Personal Spiritual Development
Vocation of the Teacher
Catholic School Mission and Identity
Catholic Curriculum issues
Catholic School Leadership
Personal Spiritual Development: experiences which provide opportunities for personal reflection and prayer, leading to growth of self-awareness, beliefs, values and commitments
Your own spiritual development is integral to your continued professional development as a teacher in a Catholic school. Our relationship with God should be a living one and therefore needs the same care that any other relationship requires. CLPL opportunities that focus on personal spiritual development such as: personal reflections, retreats, prayer services and Mass, allow the time and structure for you to engage in this within the context of your role as a Catholic educator.
If you are not of the Catholic faith, it will be important for you to develop an understanding and awareness of the Catholic spirituality that shapes the school in which you work – including the seasons of the year and different ways in which Catholics worship (Mass, devotions, prayers etc).
Vocation of the Teacher: exploration of a personal response to being called to teach, called to evangelise, called to catechise, called to witness, called to lead, called to accompany young people
In Christianity, teaching is understood as a vocation, or a calling, and not simply one career choice amongst many. This means that because of our particular talents and abilities, God has called us to be teachers and we have responded to this call. This call to teach reaches far beyond just communicating information and instead means being both excellent professionals and positive witnesses to the Catholic faith, irrespective of our subject areas.
Catholic School Mission and Identity opportunities to understand the vision and values of Catholic education, to reflect on how these affect the mission of the Catholic school and to explore how they are addressed in school evaluation and planning; working in partnership with the Church, with parents and the wider faith community to address Catholic school mission
The mission of the Church is to make Jesus Christ known and loved. In partnership with the Church, parents and the wider faith community, Catholic schools share in this mission in a fundamental way. The Catholic school has a unique understanding of education and of the human person that necessarily shapes every aspect of the school – from discipline to evaluation and planning.
Religious Education: knowledge of Scripture, Church teaching and of world religions; learning about the purpose and nature of Religious Education in a Catholic school; experience of using ‘This Is Our Faith’ to plan lessons, units and programmes
This Is Our Faith, the syllabus for Catholic religious education in Scotland, governs the planning, learning and teaching of religious education in Scotland’s Catholic schools.
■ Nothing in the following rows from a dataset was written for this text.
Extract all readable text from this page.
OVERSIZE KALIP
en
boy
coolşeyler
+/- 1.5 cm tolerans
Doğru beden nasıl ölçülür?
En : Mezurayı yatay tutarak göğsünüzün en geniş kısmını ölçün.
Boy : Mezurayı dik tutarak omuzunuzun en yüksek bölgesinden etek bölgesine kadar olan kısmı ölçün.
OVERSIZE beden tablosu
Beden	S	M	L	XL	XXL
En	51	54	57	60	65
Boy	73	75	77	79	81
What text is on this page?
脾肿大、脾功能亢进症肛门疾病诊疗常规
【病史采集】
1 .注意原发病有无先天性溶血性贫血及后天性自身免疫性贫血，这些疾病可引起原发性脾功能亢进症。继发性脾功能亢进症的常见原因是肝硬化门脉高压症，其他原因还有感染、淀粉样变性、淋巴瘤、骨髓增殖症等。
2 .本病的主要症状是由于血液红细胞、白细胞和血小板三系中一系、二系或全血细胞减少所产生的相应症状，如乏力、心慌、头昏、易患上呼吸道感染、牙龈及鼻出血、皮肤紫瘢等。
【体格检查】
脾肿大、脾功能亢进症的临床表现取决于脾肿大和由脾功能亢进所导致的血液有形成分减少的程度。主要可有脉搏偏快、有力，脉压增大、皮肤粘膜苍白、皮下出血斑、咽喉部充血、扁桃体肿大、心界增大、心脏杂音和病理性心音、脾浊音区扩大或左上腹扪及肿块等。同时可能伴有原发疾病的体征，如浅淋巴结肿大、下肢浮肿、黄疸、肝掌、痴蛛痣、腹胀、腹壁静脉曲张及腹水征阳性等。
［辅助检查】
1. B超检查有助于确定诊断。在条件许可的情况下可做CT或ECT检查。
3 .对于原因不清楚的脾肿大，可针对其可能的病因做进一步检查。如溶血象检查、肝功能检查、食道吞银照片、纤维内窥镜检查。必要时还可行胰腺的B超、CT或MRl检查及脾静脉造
It is designed to inform teachers’ understanding of the nature of the Catholic school and the purpose of religious education taking Scripture, Church Teaching and Tradition (the handing of the faith from Jesus to the Apostles onwards) as its core sources.
Catholic Curriculum Issues: familiarisation with range of moral, social, ethical and spiritual aspects of some curriculum topics e.g., Life issues in Science; education for loving relationships; War, Peace, Environment, Hunger etc.; Learning about Rights, Social Justice etc
Some curricular areas demand a response that is unique to Catholic schools. This is not limited, to but includes RSHP education. The way that this is delivered within a Catholic school is formed by the Catholic Church’s teaching about the human person and sexuality. This example, and others, require staff to be familiar with a range of moral, social, ethical and spiritual aspects of a range of curriculum topics.
Catholic School Leadership: discernment of personal call to leadership roles at various career stages; knowledge of statutory arrangements affecting Catholic schools; knowledge of Church teaching which offers guidance on a range of ethical practices required of school leaders; familiarisation with Catholic school systems internationally
Every teacher in a catholic school is asked to be a positive example of leadership, whether this takes place in a formal or informal role. The process of discerning, or seeking to understand the will of God for our career choices, is key to taking on the responsibility of any promoted post. The responsibilities associated specifically with formal leadership roles at various career stages require knowledge of Church teaching, understanding Christian leadership and statutory arrangements for Catholic schools both in Scotland and internationally.